2 avr. 2013

Zone 4 (20)

Avant la catastrophe, l’archipel vit sur ses souvenirs d’ancienne station balnéaire très courue à la fin du XIXe siècle. Un célèbre peintre représente sa plage une quinzaine de fois, ses falaises et son cap, son ponton et ses cabanes de bois — la peinture blanche réverbère la lumière, si particulière à cet endroit (s’étaient persuadés les habitants).
Pendant les sombres années de la Première Guerre mondiale, l’archipel dont les plans de bord de mer sont conçus, dit-on, d’après la promenade des Anglais à Nice, devient la capitale d’un royaume en exil. Sur le plan juridique et durant quatre ans, l’archipel est un territoire étranger.
La statue d’un roi en uniforme signale cela, bien qu’il n’ait jamais mis les pieds dans l’archipel. Le roi restera au plus près des massacres.

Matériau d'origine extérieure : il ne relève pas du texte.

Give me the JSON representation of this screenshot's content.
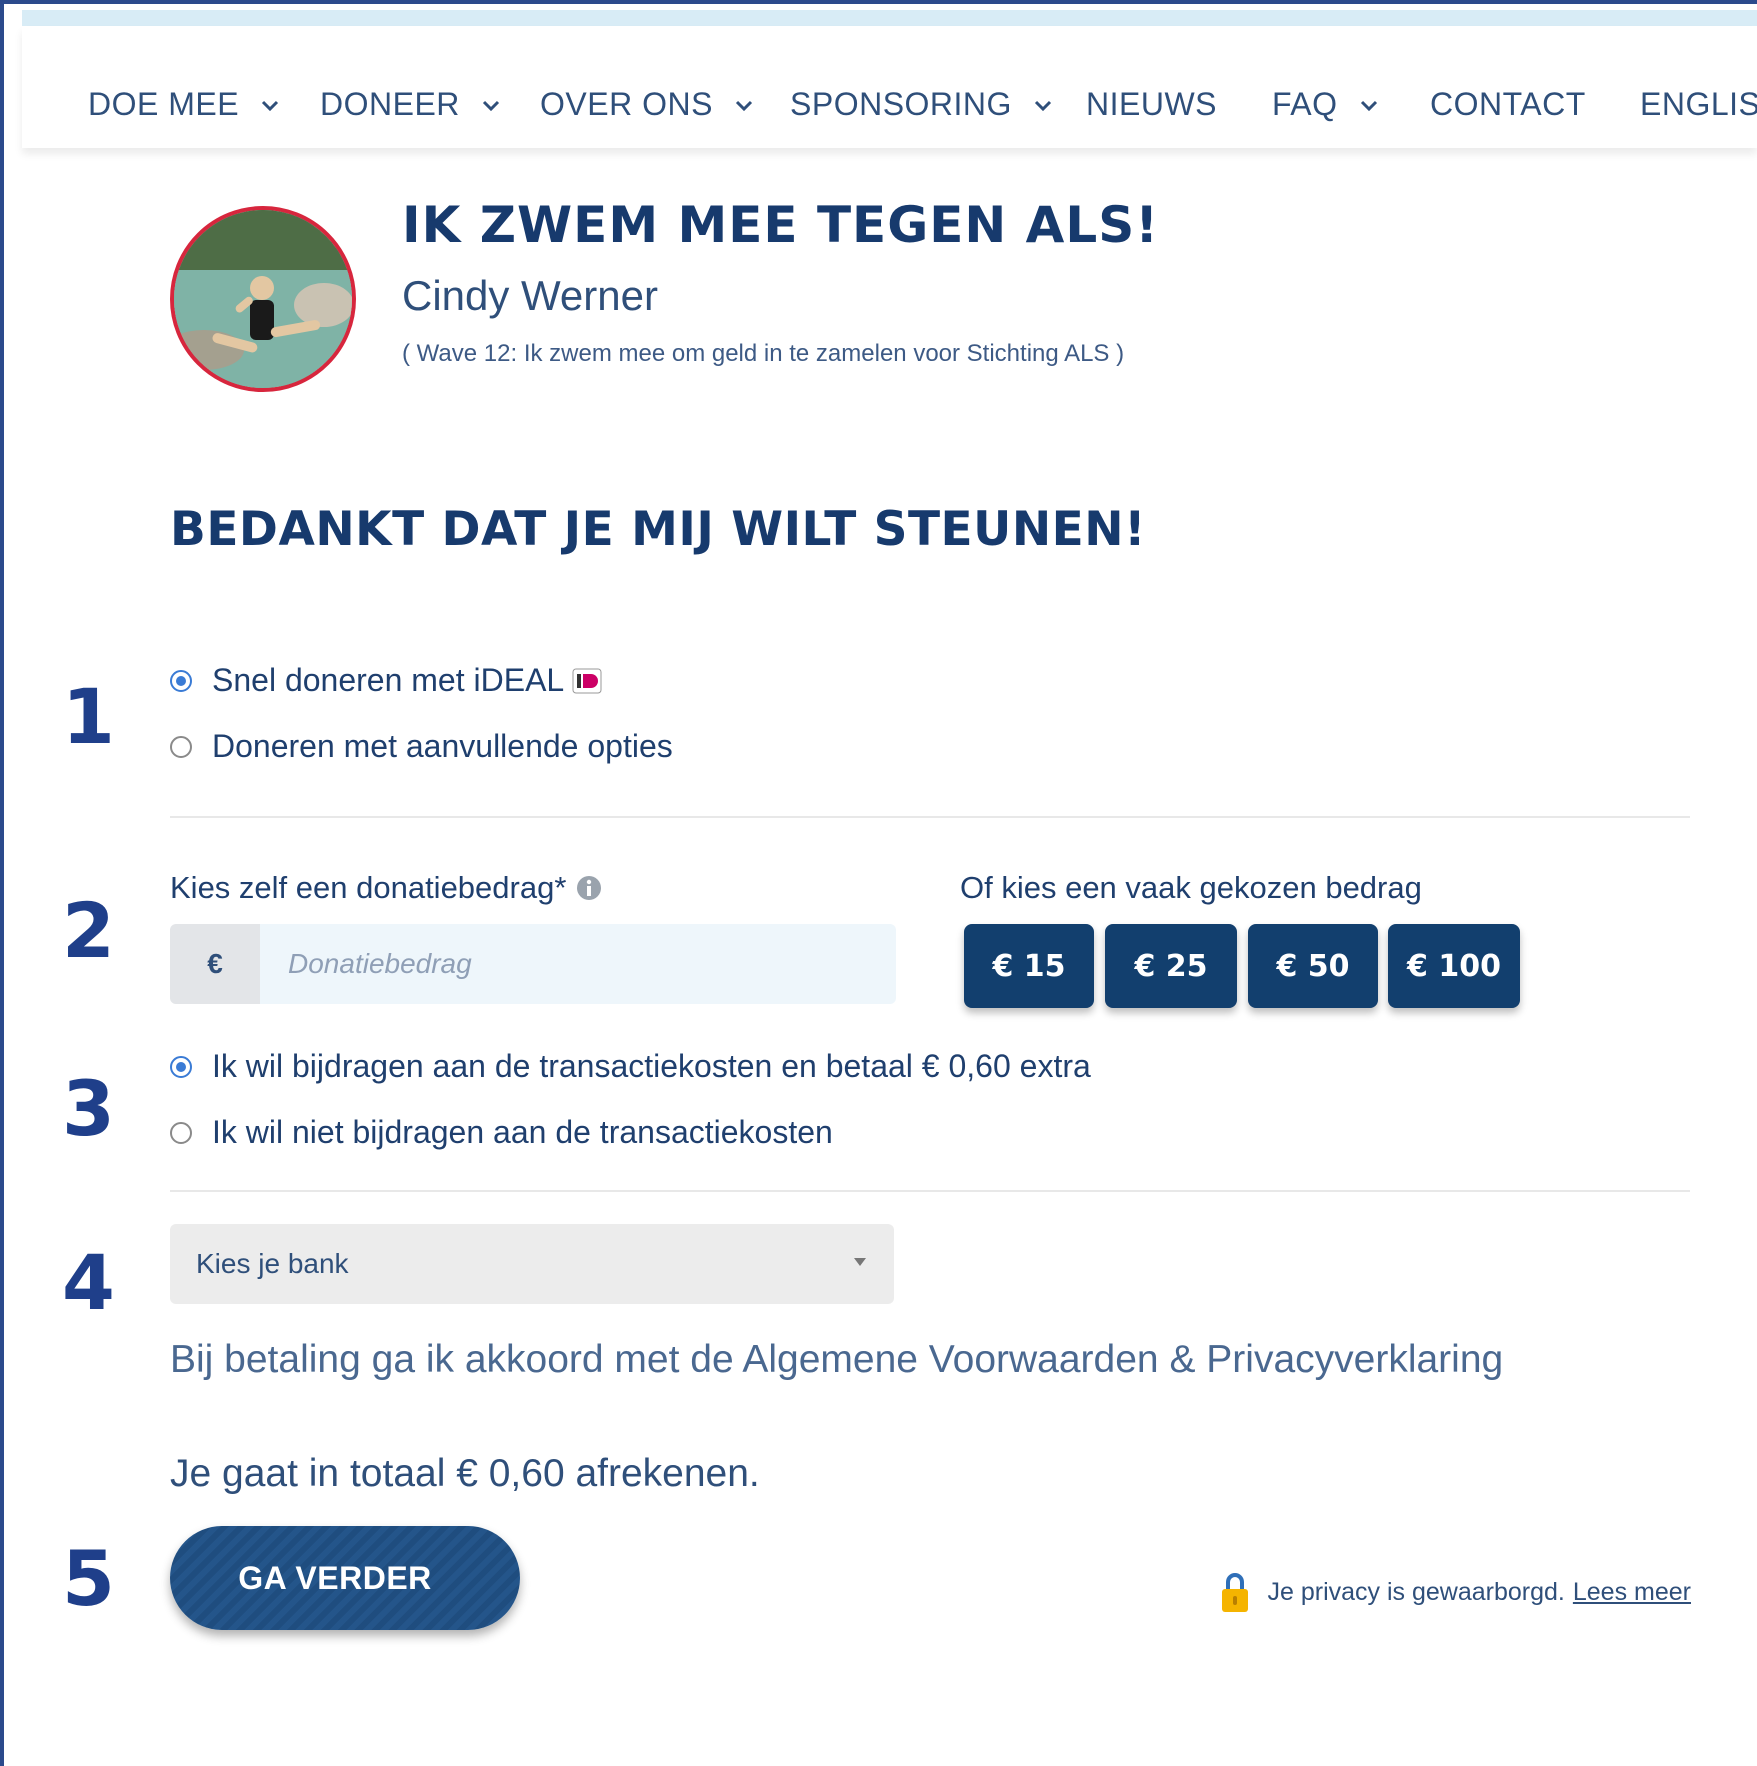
{
  "nav": {
    "items": [
      {
        "label": "DOE MEE",
        "has_dropdown": true
      },
      {
        "label": "DONEER",
        "has_dropdown": true
      },
      {
        "label": "OVER ONS",
        "has_dropdown": true
      },
      {
        "label": "SPONSORING",
        "has_dropdown": true
      },
      {
        "label": "NIEUWS",
        "has_dropdown": false
      },
      {
        "label": "FAQ",
        "has_dropdown": true
      },
      {
        "label": "CONTACT",
        "has_dropdown": false
      },
      {
        "label": "ENGLISH",
        "has_dropdown": false
      }
    ]
  },
  "profile": {
    "title": "IK ZWEM MEE TEGEN ALS!",
    "name": "Cindy Werner",
    "subtitle": "( Wave 12: Ik zwem mee om geld in te zamelen voor Stichting ALS )"
  },
  "heading": "BEDANKT DAT JE MIJ WILT STEUNEN!",
  "steps": [
    "1",
    "2",
    "3",
    "4",
    "5"
  ],
  "donation_type": {
    "options": [
      {
        "label": "Snel doneren met iDEAL",
        "checked": true
      },
      {
        "label": "Doneren met aanvullende opties",
        "checked": false
      }
    ]
  },
  "amount": {
    "label": "Kies zelf een donatiebedrag*",
    "currency": "€",
    "placeholder": "Donatiebedrag",
    "presets_label": "Of kies een vaak gekozen bedrag",
    "presets": [
      "€ 15",
      "€ 25",
      "€ 50",
      "€ 100"
    ]
  },
  "fees": {
    "options": [
      {
        "label": "Ik wil bijdragen aan de transactiekosten en betaal € 0,60 extra",
        "checked": true
      },
      {
        "label": "Ik wil niet bijdragen aan de transactiekosten",
        "checked": false
      }
    ]
  },
  "bank": {
    "selected": "Kies je bank"
  },
  "terms": "Bij betaling ga ik akkoord met de Algemene Voorwaarden & Privacyverklaring",
  "total": "Je gaat in totaal € 0,60 afrekenen.",
  "continue_label": "GA VERDER",
  "privacy": {
    "text": "Je privacy is gewaarborgd.",
    "link": "Lees meer"
  },
  "colors": {
    "primary": "#123f6e",
    "accent": "#d7263d",
    "radio": "#3a7bd5"
  }
}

L’archipel est partagé entre une plage de galets, au sud, qui, à marée basse, découvre des rocailles constellées de petits coquillages (coupants et dangereux, il faut se baigner à marée haute, même si les quelques mètres de galets sont un supplice pour les pieds), et, au nord, des falaises de cent mètres, qui forment un cap que les habitants nomment, autant par amusement que par sentiment d’appartenir à une espèce oubliée, le bout du monde.
Au pied des falaises, une décharge. C’est ici que les monstres jettent leurs morts.
La partie septentrionale du littoral — les falaises et son cap — s’appelle « zone de stockage n°4 ».